Essentially, each class participating in “functorch” does a scan through all types and tries to see if they are the child of all the other tensors participating in the operator call. If they are, that means that they are the latest level, and they should execute. Otherwise, they should return NotImplemented, and eventually we will dispatch to the correct __torch_dispatch__. This is less efficient than having been handled in C++ (because we have to useless dispatch to a bunch of __torch_dispatch__ before we get to the correct one) but maybe we can setup some sort of optimization for this case.

Follow-up 2: You don’t even need tests in torch dispatch

In Python Mode ([Reland] Add python mode by zou3519 · Pull Request #64360 · pytorch/pytorch · GitHub) Richard Zou adds support for a Python Mode that lets you override the meaning of all operators, without needing to have a data dependent flow into the type in question. Although the pull request only handles a single Python mode, the scheme generalizes to handle a stack of Python modes. Python modes participate in __torch_dispatch__ resolution by simply adding some more types to the set of overloaded types that we consider when doing multiple dispatch.

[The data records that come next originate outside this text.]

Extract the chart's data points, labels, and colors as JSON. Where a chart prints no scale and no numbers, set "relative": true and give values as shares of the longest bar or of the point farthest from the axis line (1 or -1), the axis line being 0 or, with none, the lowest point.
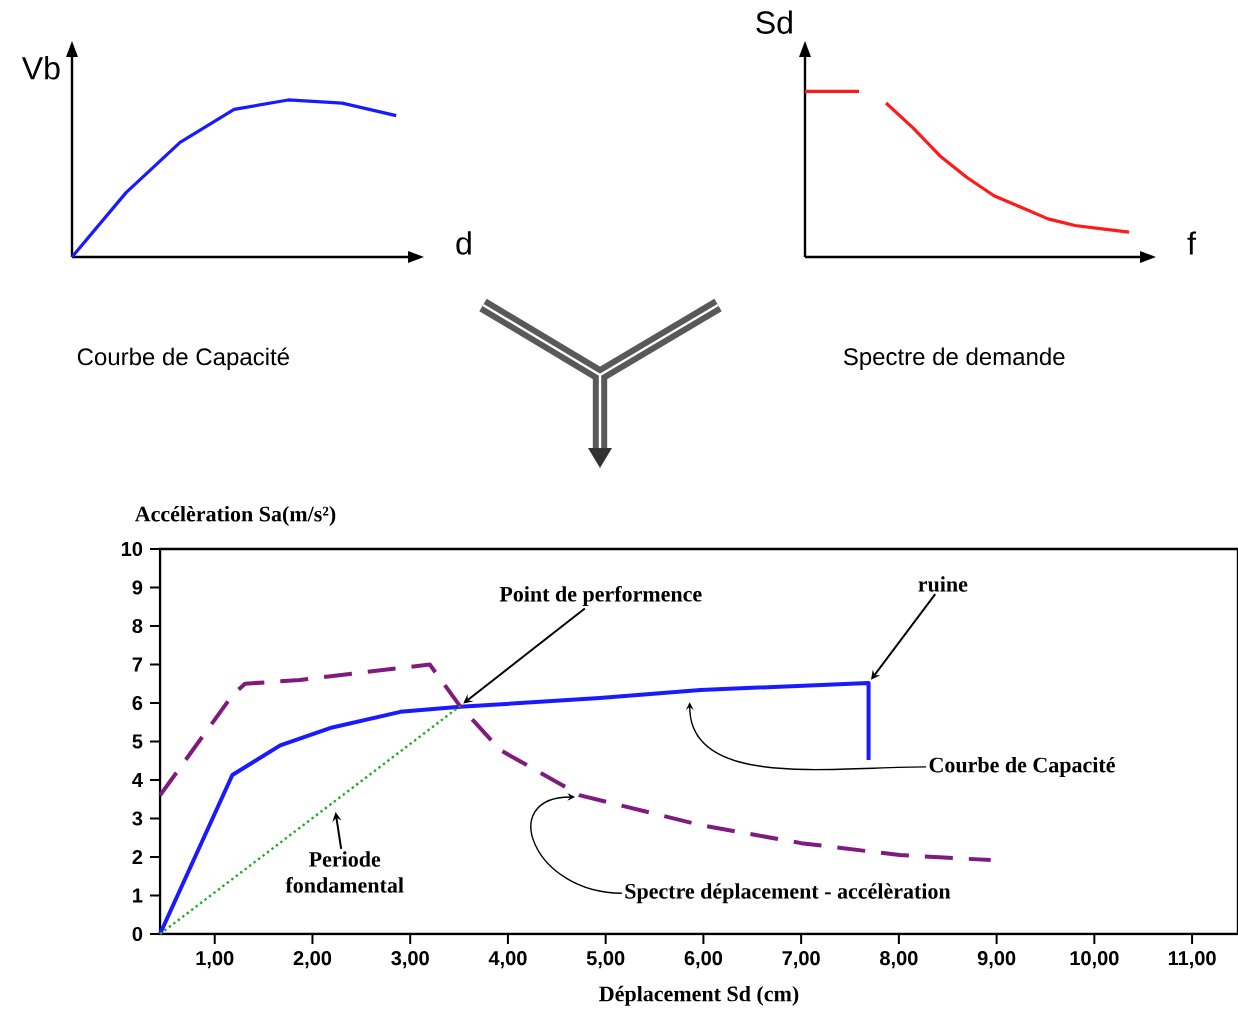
{
  "chart_data": [
    {
      "type": "line",
      "relative": true,
      "xlabel": "d",
      "ylabel": "Vb",
      "annotations": [
        "Courbe de Capacité"
      ],
      "categories": [
        null,
        null,
        null,
        null,
        null,
        null,
        null
      ],
      "series": [
        {
          "color": "#1a1aff",
          "values": [
            0,
            0.41,
            0.73,
            0.94,
            1,
            0.98,
            0.9
          ]
        }
      ]
    },
    {
      "type": "line",
      "relative": true,
      "xlabel": "f",
      "ylabel": "Sd",
      "annotations": [
        "Spectre de demande"
      ],
      "categories": [
        null,
        null,
        null,
        null,
        null,
        null,
        null,
        null,
        null,
        null,
        null,
        null,
        null
      ],
      "series": [
        {
          "color": "#ff1a1a",
          "values": [
            1,
            1,
            1,
            null,
            null,
            null,
            null,
            null,
            null,
            null,
            null,
            null,
            null
          ]
        },
        {
          "color": "#ff1a1a",
          "values": [
            null,
            null,
            null,
            0.93,
            0.78,
            0.61,
            0.48,
            0.37,
            0.3,
            0.23,
            0.19,
            0.17,
            0.15
          ]
        }
      ]
    },
    {
      "type": "line",
      "xlabel": "Déplacement Sd (cm)",
      "ylabel": "Accélèration Sa(m/s²)",
      "xlim": [
        0.44,
        11.47
      ],
      "ylim": [
        0,
        10
      ],
      "xticks": [
        {
          "value": 1,
          "label": "1,00"
        },
        {
          "value": 2,
          "label": "2,00"
        },
        {
          "value": 3,
          "label": "3,00"
        },
        {
          "value": 4,
          "label": "4,00"
        },
        {
          "value": 5,
          "label": "5,00"
        },
        {
          "value": 6,
          "label": "6,00"
        },
        {
          "value": 7,
          "label": "7,00"
        },
        {
          "value": 8,
          "label": "8,00"
        },
        {
          "value": 9,
          "label": "9,00"
        },
        {
          "value": 10,
          "label": "10,00"
        },
        {
          "value": 11,
          "label": "11,00"
        }
      ],
      "yticks": [
        0,
        1,
        2,
        3,
        4,
        5,
        6,
        7,
        8,
        9,
        10
      ],
      "annotations": [
        "Point de performence",
        "ruine",
        "Courbe de Capacité",
        "Periode fondamental",
        "Spectre déplacement - accélèration"
      ],
      "series": [
        {
          "color": "#1a1aff",
          "line_style": "solid",
          "x": [
            0.44,
            1.18,
            1.67,
            2.18,
            2.9,
            3.51,
            4.94,
            5.97,
            7.69,
            7.69
          ],
          "values": [
            0,
            4.13,
            4.9,
            5.35,
            5.77,
            5.9,
            6.13,
            6.34,
            6.52,
            4.52
          ]
        },
        {
          "color": "#7f1a7f",
          "line_style": "dashed",
          "x": [
            0.44,
            1.18,
            1.31,
            1.87,
            3.2,
            3.51,
            3.92,
            4.74,
            5.97,
            7.0,
            8.01,
            8.94
          ],
          "values": [
            3.6,
            6.2,
            6.5,
            6.6,
            7.0,
            5.92,
            4.78,
            3.6,
            2.83,
            2.36,
            2.05,
            1.92
          ]
        },
        {
          "color": "#22aa22",
          "line_style": "dotted",
          "x": [
            0.44,
            3.51
          ],
          "values": [
            0,
            5.92
          ]
        }
      ]
    }
  ]
}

This means that we don’t even need to worry about making sure our classes run in the correct order: when we dispatch to them one-by-one via their modes, the modes handle making sure that we execute them in the right order. By the time we finish with all the modes there are no more functorch tensors around, and you can handle base behavior as you like.

This means that torch dispatch testing, while hypothetically it could be very intricate, in practice only needs to be good enough to resolve some simple precedence issues in mixed dispatch cases, and we can just assume the dispatch here just won’t be that complicated (and therefore avoid falling off the crazy complicated multi-dispatch OO cliff.)